⬤ OpenAI recently rolled out its GPT-5 Prompting Guide, breaking down nine core principles for writing top-tier prompts. According to the release, how you word, structure, and emphasize your instructions directly impacts what you get back from GPT-5 and ChatGPT. The guide is meant as a practical toolkit for anyone using these increasingly powerful models in work or research settings where getting things right actually matters.
⬤ The guide walks users through starting with a clear role, goal, and limits for the AI, then layering in context step by step. It suggests putting your most important instructions at the end and breaking big tasks into smaller verified chunks. There's also a two-pass approach where the AI drafts an answer, then checks it against its own rubric, plus encouragement to admit "I don't know" rather than making things up. Meanwhile, NVDA keeps popping up in market chatter as AI-driven demand continues shaping how investors view advanced computing stocks.

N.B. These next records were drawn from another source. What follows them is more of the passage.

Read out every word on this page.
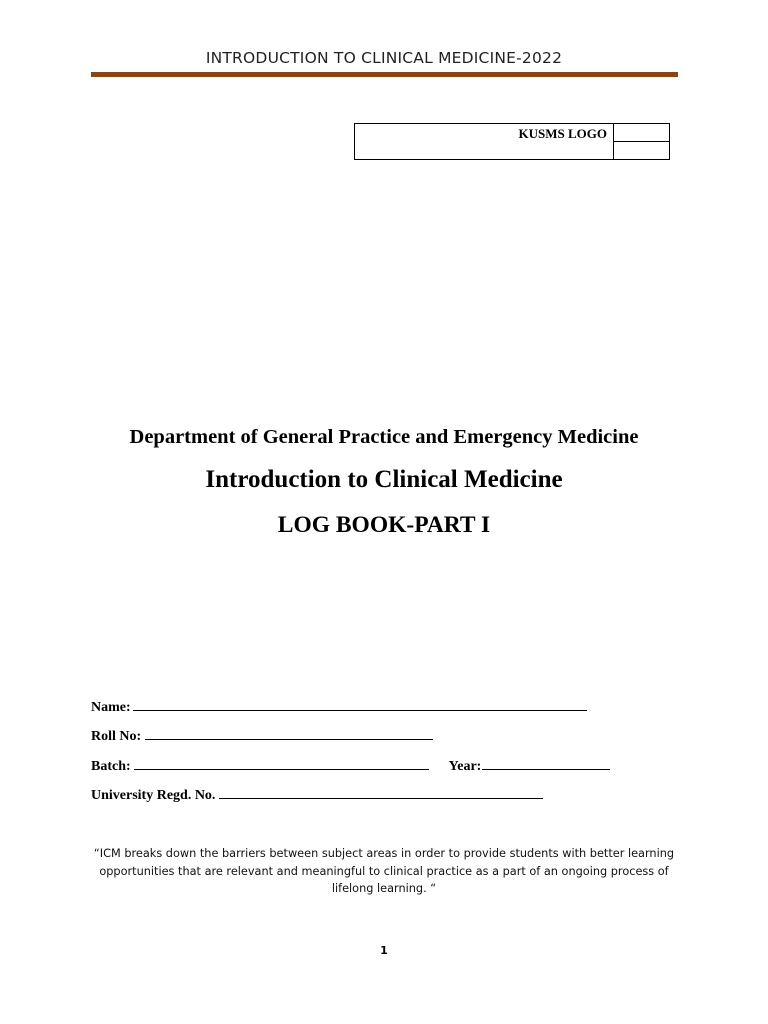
INTRODUCTION TO CLINICAL MEDICINE-2022
KUSMS LOGO	

Department of General Practice and Emergency Medicine
Introduction to Clinical Medicine
LOG BOOK-PART I
Name:
Roll No:
Batch:	Year:
University Regd. No.
“ICM breaks down the barriers between subject areas in order to provide students with better learning opportunities that are relevant and meaningful to clinical practice as a part of an ongoing process of lifelong learning. “
1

⬤ Other recommendations include tackling problems from multiple angles, using clear separators like code fences to organize instructions, and showing the AI both good and bad examples so it knows what you're looking for. These rules reflect OpenAI's effort to create a more standardized way of interacting with GPT-5, making results easier to predict and control. The release has caught attention among AI users tracking big tech names like NVDA, AAPL, and TSLA as part of the wider AI story.
⬤ The GPT-5 guide highlights how prompt engineering is becoming its own skill alongside AI development. As more people lean on AI for data work, content creation, and daily tasks, OpenAI's structured framework could reshape how GPT-5 gets used across different fields, raising the bar for quality and transparency in AI-powered tools.